The place is large and cheaply furnished. It is sparse. My beautician is just about finished applying color to the hair of a biggish woman my own age.
"Are you two married?" asks the Russian skin care engineer.
"Yes we are," I say. Where in the hell does the wine keep going.
"That's nice," she says.
"Yes, we like to get our hair done together and then go shopping at the Dollar Store. After that we're going to the Golden Corral."
My beautician's eyes are popping and she says something quickly in Russian, then in English--"No, they are not married."
"But we could be," I say.
"Oh," says the skin care engineer, "I just thought. . . you look alike."
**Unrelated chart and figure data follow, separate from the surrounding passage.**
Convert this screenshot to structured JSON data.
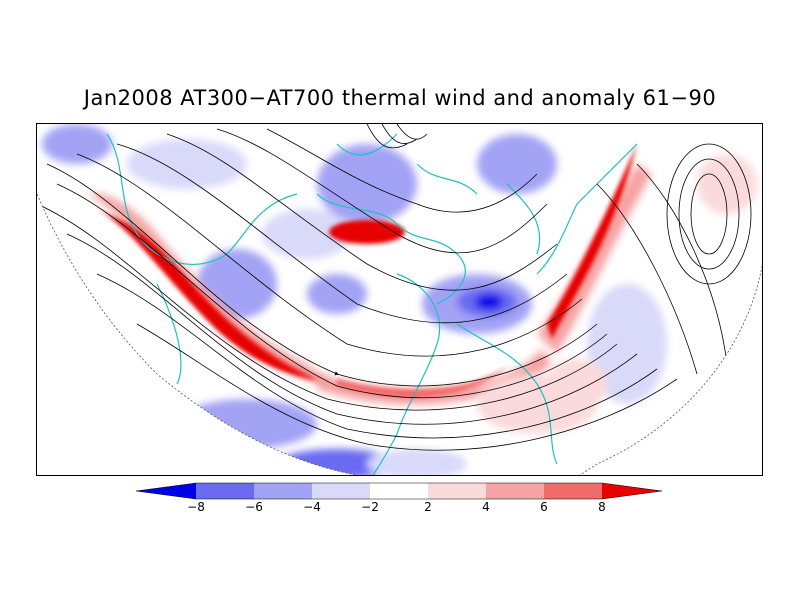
{
  "title": "Jan2008 AT300−AT700 thermal wind and anomaly 61−90",
  "colors": {
    "neg4": "#0000e6",
    "neg3": "#6b6bf2",
    "neg2": "#a3a3f5",
    "neg1": "#d9d9fa",
    "zero": "#ffffff",
    "pos1": "#fadada",
    "pos2": "#f5a3a3",
    "pos3": "#f26b6b",
    "pos4": "#e60000",
    "coast": "#20c0c0",
    "stream": "#000000"
  },
  "colorbar": {
    "tick_labels": [
      "−8",
      "−6",
      "−4",
      "−2",
      "2",
      "4",
      "6",
      "8"
    ]
  }
}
"That's what happens over time they say."
The horrible truth is that we do. She is a nice enough woman. I could have married her in high school. Our kids would be grown. Our grandchildren would be teens or more. I look at my Russian Jewess. She is laughing.
"O.K. Your turn."
I walk over to the chair. "I don't like the owner," I say. I look in the mirror. The lights are too bright. Still, I recognize the face in the mirror. It is hideous.
"Oh, shut up," she says.
She begins her work. There is a lot to do. The sun goes down. Everyone is cleaning up, getting ready to go. The wine has made me sleepy. When she is finished, I look into the mirror. Shit. My hair looks stupid. It happens from time to time, but I can't help blaming it on this place, these people, all these distractions. I look like the painting of the little Dutch Boy who stuck his finger in the dike a hundred years hence.
I realize it is a punishment. It is Good Friday.
I certainly do not want to cook. Take out Thai once again. I am in front of the television, old and tired. It is nine. I cannot eat much. One whiskey and I pass out. I wake at ten when the glass spills in my lap. I must have had only a sip for the front of my pants are soaked.
It is the weekend. This is how we party.